Alles Punkte, die man sich als Autohaus, dessen Kerngeschäft das Fahrzeughandling ist, erst erarbeiten muss. Relativ neu im Baukasten ist das Bußgeldmanagement. Ein Vermietkunde von TCS fragte es an und seitdem regeln die Niedersachsen das wahlweise auch für Flotten wie die CFM-Kundschaft.

Ein Phänomen, das sich gerade bei kleinen Fuhrparkbetreibern immer wieder zeigt, kennt Krüger sehr gut.
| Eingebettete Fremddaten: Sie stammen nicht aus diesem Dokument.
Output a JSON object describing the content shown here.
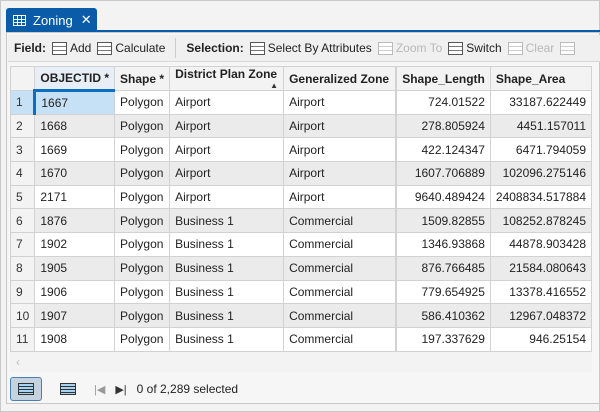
{
  "tab": {
    "title": "Zoning",
    "icon": "table-icon",
    "close": "✕"
  },
  "toolbar": {
    "field_label": "Field:",
    "add": "Add",
    "calculate": "Calculate",
    "selection_label": "Selection:",
    "select_by_attributes": "Select By Attributes",
    "zoom_to": "Zoom To",
    "switch": "Switch",
    "clear": "Clear"
  },
  "table": {
    "columns": [
      "OBJECTID *",
      "Shape *",
      "District Plan Zone",
      "Generalized Zone",
      "Shape_Length",
      "Shape_Area"
    ],
    "rows": [
      [
        "1",
        "1667",
        "Polygon",
        "Airport",
        "Airport",
        "724.01522",
        "33187.622449"
      ],
      [
        "2",
        "1668",
        "Polygon",
        "Airport",
        "Airport",
        "278.805924",
        "4451.157011"
      ],
      [
        "3",
        "1669",
        "Polygon",
        "Airport",
        "Airport",
        "422.124347",
        "6471.794059"
      ],
      [
        "4",
        "1670",
        "Polygon",
        "Airport",
        "Airport",
        "1607.706889",
        "102096.275146"
      ],
      [
        "5",
        "2171",
        "Polygon",
        "Airport",
        "Airport",
        "9640.489424",
        "2408834.517884"
      ],
      [
        "6",
        "1876",
        "Polygon",
        "Business 1",
        "Commercial",
        "1509.82855",
        "108252.878245"
      ],
      [
        "7",
        "1902",
        "Polygon",
        "Business 1",
        "Commercial",
        "1346.93868",
        "44878.903428"
      ],
      [
        "8",
        "1905",
        "Polygon",
        "Business 1",
        "Commercial",
        "876.766485",
        "21584.080643"
      ],
      [
        "9",
        "1906",
        "Polygon",
        "Business 1",
        "Commercial",
        "779.654925",
        "13378.416552"
      ],
      [
        "10",
        "1907",
        "Polygon",
        "Business 1",
        "Commercial",
        "586.410362",
        "12967.048372"
      ],
      [
        "11",
        "1908",
        "Polygon",
        "Business 1",
        "Commercial",
        "197.337629",
        "946.25154"
      ]
    ]
  },
  "footer": {
    "status": "0 of 2,289 selected"
  },
  "colors": {
    "accent": "#0a5ba8",
    "selected_cell": "#c6e0f5"
  }
}
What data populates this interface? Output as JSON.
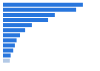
{
  "chart_data": {
    "type": "bar",
    "orientation": "horizontal",
    "categories": [
      null,
      null,
      null,
      null,
      null,
      null,
      null,
      null,
      null,
      null,
      null,
      null
    ],
    "values": [
      94,
      86,
      61,
      53,
      34,
      26,
      20,
      16,
      14,
      12,
      9,
      8
    ],
    "colors": [
      "#2876dd",
      "#2876dd",
      "#2876dd",
      "#2876dd",
      "#2876dd",
      "#2876dd",
      "#2876dd",
      "#2876dd",
      "#2876dd",
      "#2876dd",
      "#2876dd",
      "#b3c9e6"
    ],
    "xlim": [
      0,
      100
    ],
    "grid": false,
    "tick_labels": false
  }
}
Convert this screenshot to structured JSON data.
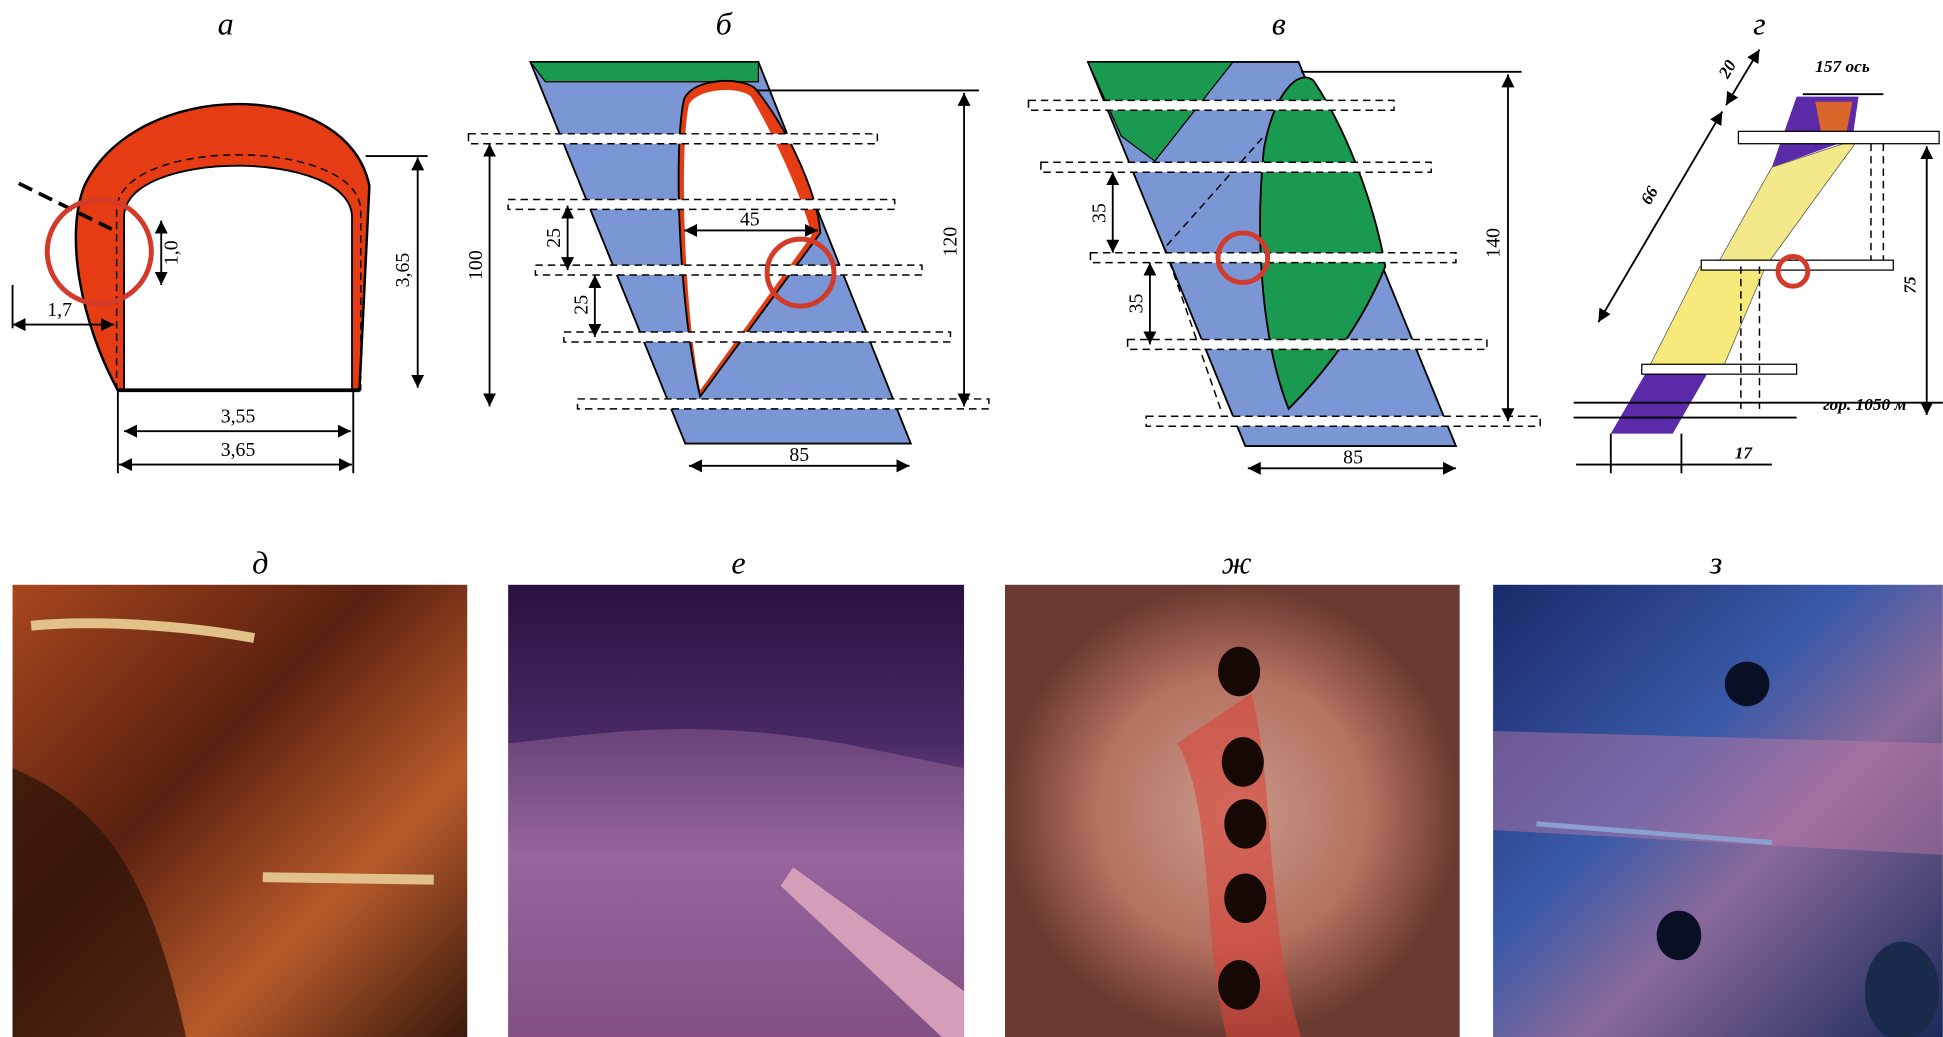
{
  "panels": [
    {
      "label": "а",
      "dims": [
        "1,0",
        "1,7",
        "3,65",
        "3,55",
        "3,65"
      ]
    },
    {
      "label": "б",
      "dims": [
        "25",
        "25",
        "45",
        "100",
        "120",
        "85"
      ]
    },
    {
      "label": "в",
      "dims": [
        "35",
        "35",
        "140",
        "85"
      ]
    },
    {
      "label": "г",
      "dims": [
        "20",
        "157 ось",
        "66",
        "75",
        "гор. 1050 м",
        "17"
      ]
    }
  ],
  "photos": [
    {
      "label": "д"
    },
    {
      "label": "е"
    },
    {
      "label": "ж"
    },
    {
      "label": "з"
    }
  ]
}
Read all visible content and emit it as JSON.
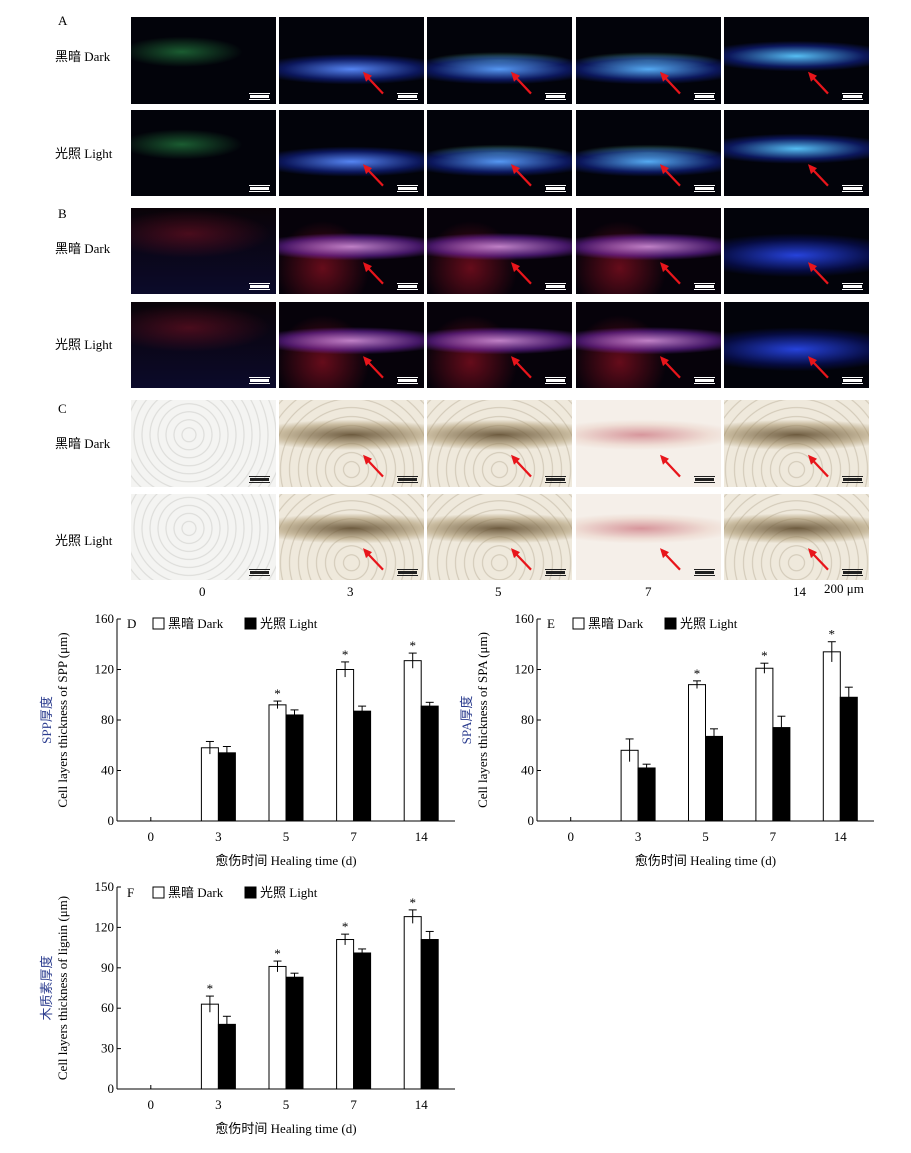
{
  "micrograph_panels": [
    {
      "letter": "A",
      "theme": "blue-green",
      "rows": [
        {
          "label": "黑暗 Dark"
        },
        {
          "label": "光照 Light"
        }
      ]
    },
    {
      "letter": "B",
      "theme": "red-blue",
      "rows": [
        {
          "label": "黑暗 Dark"
        },
        {
          "label": "光照 Light"
        }
      ]
    },
    {
      "letter": "C",
      "theme": "brightfield",
      "rows": [
        {
          "label": "黑暗 Dark"
        },
        {
          "label": "光照 Light"
        }
      ]
    }
  ],
  "time_labels": [
    "0",
    "3",
    "5",
    "7",
    "14"
  ],
  "scale_text": "200 μm",
  "colors": {
    "bar_dark": "#ffffff",
    "bar_light": "#000000",
    "arrow": "#e8151b",
    "label_blue": "#2c3d8f"
  },
  "chart_data": [
    {
      "type": "bar",
      "panel": "D",
      "categories": [
        "0",
        "3",
        "5",
        "7",
        "14"
      ],
      "legend": [
        "黑暗 Dark",
        "光照 Light"
      ],
      "legend_placement": "top-left",
      "xlabel": "愈伤时间 Healing time (d)",
      "ylabel_cn": "SPP厚度",
      "ylabel_en": "Cell layers thickness of SPP (μm)",
      "ylim": [
        0,
        160
      ],
      "yticks": [
        0,
        40,
        80,
        120,
        160
      ],
      "grid": false,
      "series": [
        {
          "name": "黑暗 Dark",
          "values": [
            0,
            58,
            92,
            120,
            127
          ],
          "errors": [
            0,
            5,
            3,
            6,
            6
          ],
          "significant": [
            false,
            false,
            true,
            true,
            true
          ]
        },
        {
          "name": "光照 Light",
          "values": [
            0,
            54,
            84,
            87,
            91
          ],
          "errors": [
            0,
            5,
            4,
            4,
            3
          ]
        }
      ]
    },
    {
      "type": "bar",
      "panel": "E",
      "categories": [
        "0",
        "3",
        "5",
        "7",
        "14"
      ],
      "legend": [
        "黑暗 Dark",
        "光照 Light"
      ],
      "legend_placement": "top-left",
      "xlabel": "愈伤时间 Healing time (d)",
      "ylabel_cn": "SPA厚度",
      "ylabel_en": "Cell layers thickness of SPA (μm)",
      "ylim": [
        0,
        160
      ],
      "yticks": [
        0,
        40,
        80,
        120,
        160
      ],
      "grid": false,
      "series": [
        {
          "name": "黑暗 Dark",
          "values": [
            0,
            56,
            108,
            121,
            134
          ],
          "errors": [
            0,
            9,
            3,
            4,
            8
          ],
          "significant": [
            false,
            false,
            true,
            true,
            true
          ]
        },
        {
          "name": "光照 Light",
          "values": [
            0,
            42,
            67,
            74,
            98
          ],
          "errors": [
            0,
            3,
            6,
            9,
            8
          ]
        }
      ]
    },
    {
      "type": "bar",
      "panel": "F",
      "categories": [
        "0",
        "3",
        "5",
        "7",
        "14"
      ],
      "legend": [
        "黑暗 Dark",
        "光照 Light"
      ],
      "legend_placement": "top-left",
      "xlabel": "愈伤时间 Healing time (d)",
      "ylabel_cn": "木质素厚度",
      "ylabel_en": "Cell layers thickness of lignin (μm)",
      "ylim": [
        0,
        150
      ],
      "yticks": [
        0,
        30,
        60,
        90,
        120,
        150
      ],
      "grid": false,
      "series": [
        {
          "name": "黑暗 Dark",
          "values": [
            0,
            63,
            91,
            111,
            128
          ],
          "errors": [
            0,
            6,
            4,
            4,
            5
          ],
          "significant": [
            false,
            true,
            true,
            true,
            true
          ]
        },
        {
          "name": "光照 Light",
          "values": [
            0,
            48,
            83,
            101,
            111
          ],
          "errors": [
            0,
            6,
            3,
            3,
            6
          ]
        }
      ]
    }
  ]
}
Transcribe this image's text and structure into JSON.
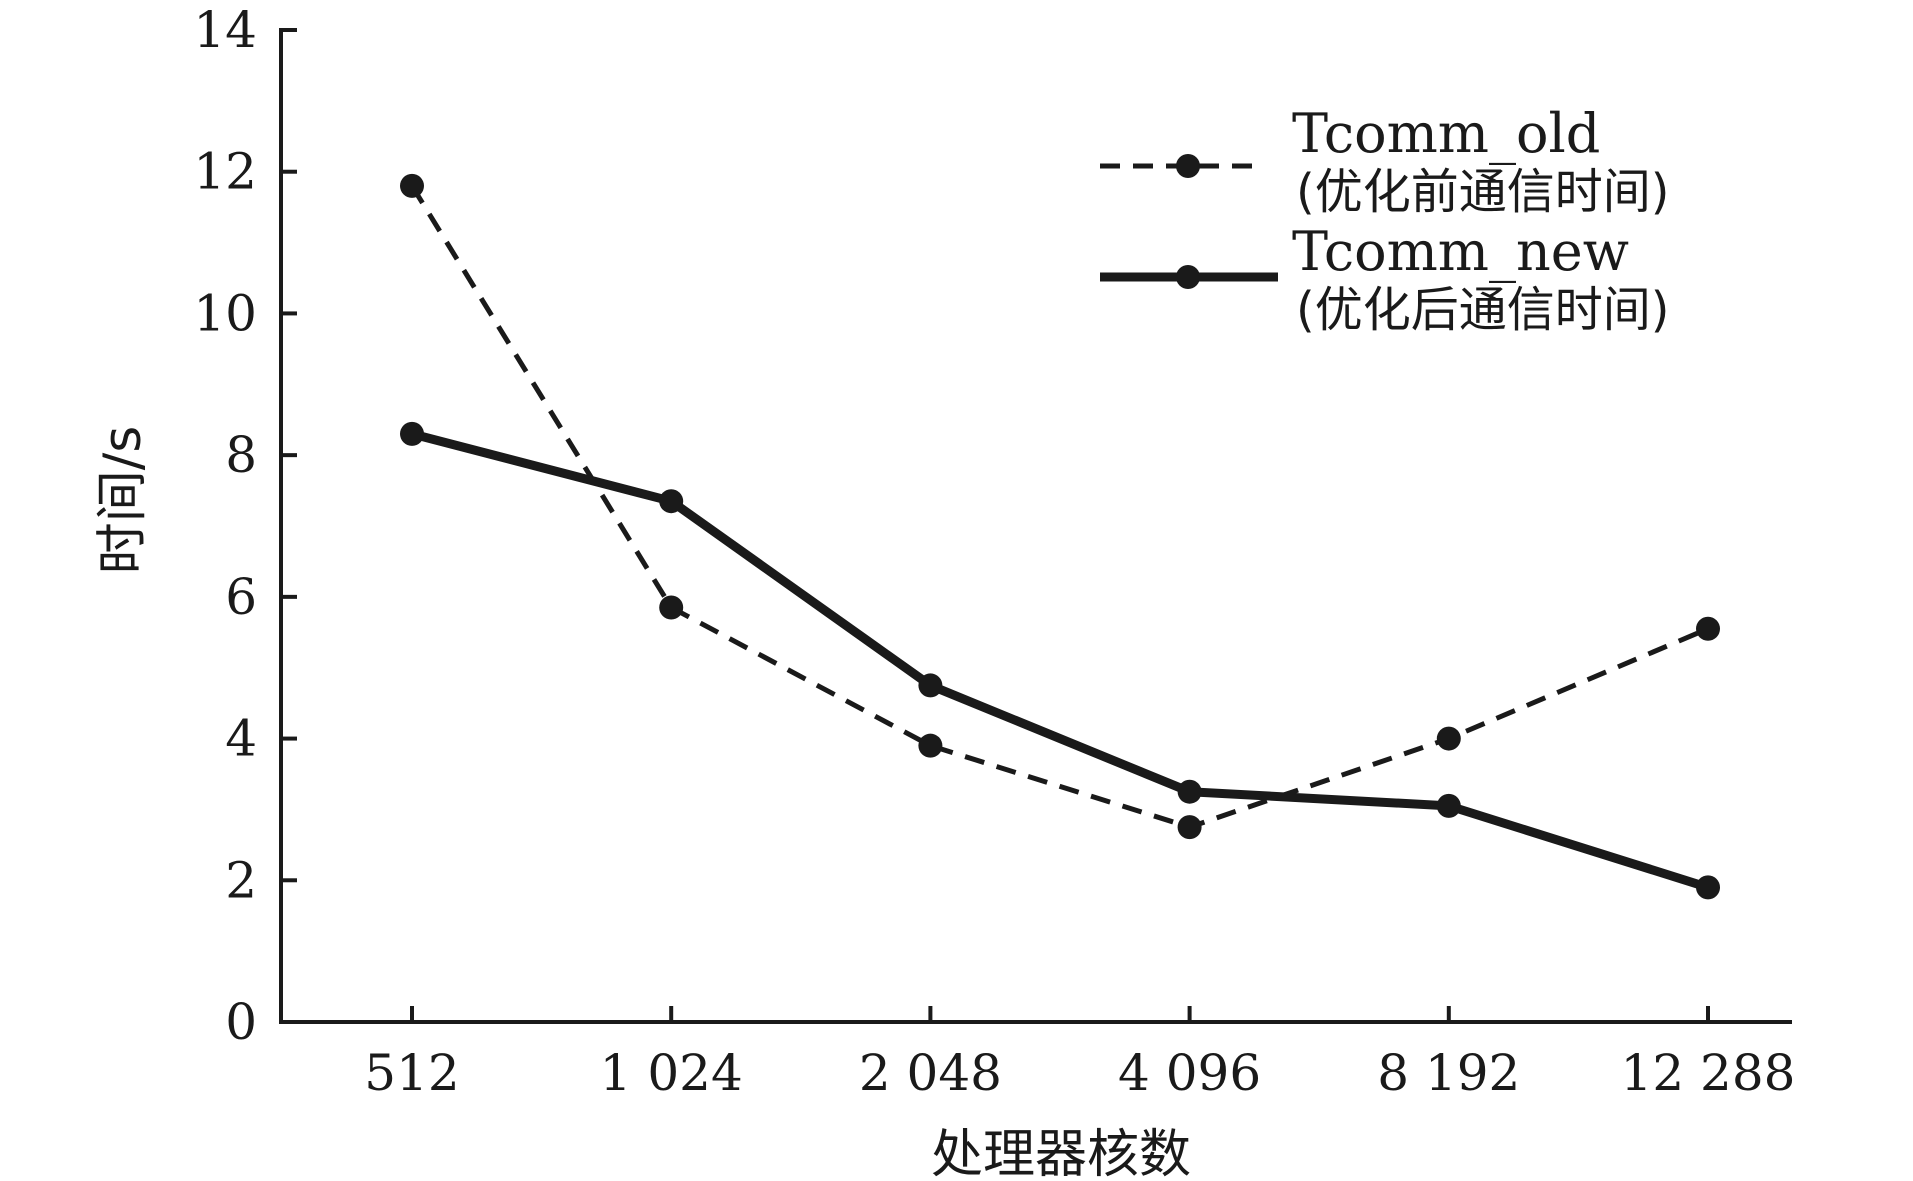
{
  "chart_data": {
    "type": "line",
    "title": "",
    "xlabel": "处理器核数",
    "ylabel": "时间/s",
    "categories": [
      "512",
      "1 024",
      "2 048",
      "4 096",
      "8 192",
      "12 288"
    ],
    "ylim": [
      0,
      14
    ],
    "yticks": [
      "0",
      "2",
      "4",
      "6",
      "8",
      "10",
      "12",
      "14"
    ],
    "grid": false,
    "legend_position": "top-right",
    "series": [
      {
        "name": "Tcomm_old",
        "description": "(优化前通信时间)",
        "line_style": "dashed",
        "color": "#1a1a1a",
        "values": [
          11.8,
          5.85,
          3.9,
          2.75,
          4.0,
          5.55
        ]
      },
      {
        "name": "Tcomm_new",
        "description": "(优化后通信时间)",
        "line_style": "solid",
        "color": "#1a1a1a",
        "values": [
          8.3,
          7.35,
          4.75,
          3.25,
          3.05,
          1.9
        ]
      }
    ]
  }
}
Das der Daten-Oasen. Im Unternehmen gibt es demnach verschiedene Stellen, an denen flottenrelevante Daten lagern. Dies zu zentralisieren, ist der erste und wichtigste Schritt für Externe. Erst wenn dies geordnet ist, können die Handlungsempfehlungen folgen.

KI im People-Business

Digitalisierung, Software und KI spielen selbstredend in diesem datengetriebenen Bereich eine wesentliche Rolle. Für alle Beteiligten ist jedoch klar: Sie ersetzen nicht das persönliche Verhältnis.

"Technologien unterstützen zwar Prozesse, aber Vertrauen entsteht nur zwischen den Menschen", erklärt Christl. Gerade im Wandel der Mobilität wird diese Beziehungsebene zum Stabilitätsfaktor. Das sieht Niels Krüger ähnlich und führt ein Beispiel seitens TCS an. In einer Pilotphase schaltete man kurzfristig eine KI-Hotline. Da aber die Abbrecherquote seitens der Anrufer fortan deutlich nach oben ging, verabschiedete man sich wieder von der kompletten Umstellung. Denn: "Fuhrparkmanagement ist und bleibt ein People-Business", stellt Krüger heraus. Eine Konstante in aktuell sehr aufgewühlten Zeiten.

Und gerade inhabergeführte Autohäuser wandeln sich eben auch. Das Autohaus als Fuhrparkleiter ist kein nostalgisches Modell, sondern eine zeitgemäße Antwort auf die Bedürfnisse mittelständischer Flottenkunden. Wer Neutralität lebt, Verantwortung übernimmt und die Prozesse integriert, kann sich als unverzichtbarer Mobilitätspartner positionieren, so die Hoffnung, die beide Partner, CFM und TCS, eint.